The commencement of TTech MRO services at SAW signifies the growing importance of MAHB’s 60%-owned (40% newly acquired) SAW in Turkey. We expect Turkish Airlines to increase the air connectivity in SAW, given the better supports and facilities in SAW. Turkish is implementing dual hub strategy at IST and SAW. SAW is experiencing significant growth in passenger movement (CGAR of 29.5% for 2009-2013 and 37.2% yoy in 1Q14).

SAW is enjoying the harvest from incremental passenger tariff revenue as well as non-aeronautical income (commercial, rental and commercial) in line with the strong passenger growth. Note that SAW does not collect aircraft landing and parking charges.

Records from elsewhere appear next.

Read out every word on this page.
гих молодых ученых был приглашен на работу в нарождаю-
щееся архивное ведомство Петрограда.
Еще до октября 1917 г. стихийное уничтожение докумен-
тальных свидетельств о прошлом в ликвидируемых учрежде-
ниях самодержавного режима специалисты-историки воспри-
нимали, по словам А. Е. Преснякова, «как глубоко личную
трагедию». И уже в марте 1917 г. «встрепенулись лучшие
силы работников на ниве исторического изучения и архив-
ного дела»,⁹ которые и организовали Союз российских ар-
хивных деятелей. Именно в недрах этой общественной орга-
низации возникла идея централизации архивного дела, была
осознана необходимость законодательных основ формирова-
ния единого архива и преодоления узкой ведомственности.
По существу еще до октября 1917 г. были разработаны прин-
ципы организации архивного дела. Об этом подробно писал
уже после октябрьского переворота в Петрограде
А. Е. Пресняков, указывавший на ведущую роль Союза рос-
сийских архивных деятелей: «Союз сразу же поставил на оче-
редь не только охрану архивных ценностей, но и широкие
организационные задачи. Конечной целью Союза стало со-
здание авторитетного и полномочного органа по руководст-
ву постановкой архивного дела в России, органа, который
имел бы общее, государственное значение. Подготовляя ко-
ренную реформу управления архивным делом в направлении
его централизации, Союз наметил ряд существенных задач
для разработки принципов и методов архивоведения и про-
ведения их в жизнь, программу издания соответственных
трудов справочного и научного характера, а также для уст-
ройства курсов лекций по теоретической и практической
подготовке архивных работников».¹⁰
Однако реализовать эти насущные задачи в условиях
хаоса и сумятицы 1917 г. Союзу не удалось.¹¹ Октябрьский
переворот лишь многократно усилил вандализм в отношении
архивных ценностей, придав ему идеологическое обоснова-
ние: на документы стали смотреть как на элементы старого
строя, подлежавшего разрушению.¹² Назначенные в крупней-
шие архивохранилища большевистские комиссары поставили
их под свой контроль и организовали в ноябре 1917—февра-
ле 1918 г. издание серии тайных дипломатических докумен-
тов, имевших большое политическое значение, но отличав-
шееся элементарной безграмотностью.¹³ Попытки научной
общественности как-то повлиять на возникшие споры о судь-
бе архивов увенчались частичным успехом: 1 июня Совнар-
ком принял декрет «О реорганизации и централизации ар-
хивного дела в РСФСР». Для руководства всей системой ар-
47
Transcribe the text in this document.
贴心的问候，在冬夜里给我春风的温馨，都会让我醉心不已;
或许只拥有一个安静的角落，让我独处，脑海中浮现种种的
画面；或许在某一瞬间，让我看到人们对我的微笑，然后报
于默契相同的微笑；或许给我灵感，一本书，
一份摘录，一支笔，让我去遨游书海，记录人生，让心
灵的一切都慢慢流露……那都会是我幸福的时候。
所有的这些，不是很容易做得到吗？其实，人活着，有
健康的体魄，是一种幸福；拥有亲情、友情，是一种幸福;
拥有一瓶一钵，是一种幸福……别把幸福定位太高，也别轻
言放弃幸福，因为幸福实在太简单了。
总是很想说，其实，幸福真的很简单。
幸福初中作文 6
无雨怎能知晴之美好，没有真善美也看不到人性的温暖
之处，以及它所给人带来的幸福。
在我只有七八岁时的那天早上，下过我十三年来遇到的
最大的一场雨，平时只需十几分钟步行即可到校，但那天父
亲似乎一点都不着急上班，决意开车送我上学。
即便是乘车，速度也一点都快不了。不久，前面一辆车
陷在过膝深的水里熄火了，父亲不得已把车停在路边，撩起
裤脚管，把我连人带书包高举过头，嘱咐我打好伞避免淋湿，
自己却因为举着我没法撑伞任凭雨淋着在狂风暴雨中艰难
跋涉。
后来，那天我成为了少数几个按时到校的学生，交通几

On the local front, we gather that June traffic has shown growth improvement vs. May’s 2.1% yoy, as we believe is due to easing tension among China’s air travellers.

We are not overly concern on the potential capacity cut of the ailing MAS, given that other airlines (especially AirAsia Group) will likely takeover the capacity reduction of MAS.

Risks

World crisis (i.e. war, terrorism, political unrest and epidemic outbreak); Development of high speed train between Singapore and Kuala Lumpur; Major movement of airlines from KLIA to KLIA2.

Forecasts

Unchanged.

Rating

BUY

Positives – 1) Monopoly of airports operation in Malaysia (except Senai); 2) Main beneficiary of strong air traffic into Malaysia and VMY 2014, in line with government initiatives to boost tourism sector; 3) Unaffected by high jet fuel cost and RM depreciation; and 4) Potentially higher nonaeronautical revenue.

Negatives – 1) Low liquidity.

Valuation

Reiterate BUY recommendation with unchanged target price of RM10.55 based on SOP (including 60% stake in SAW).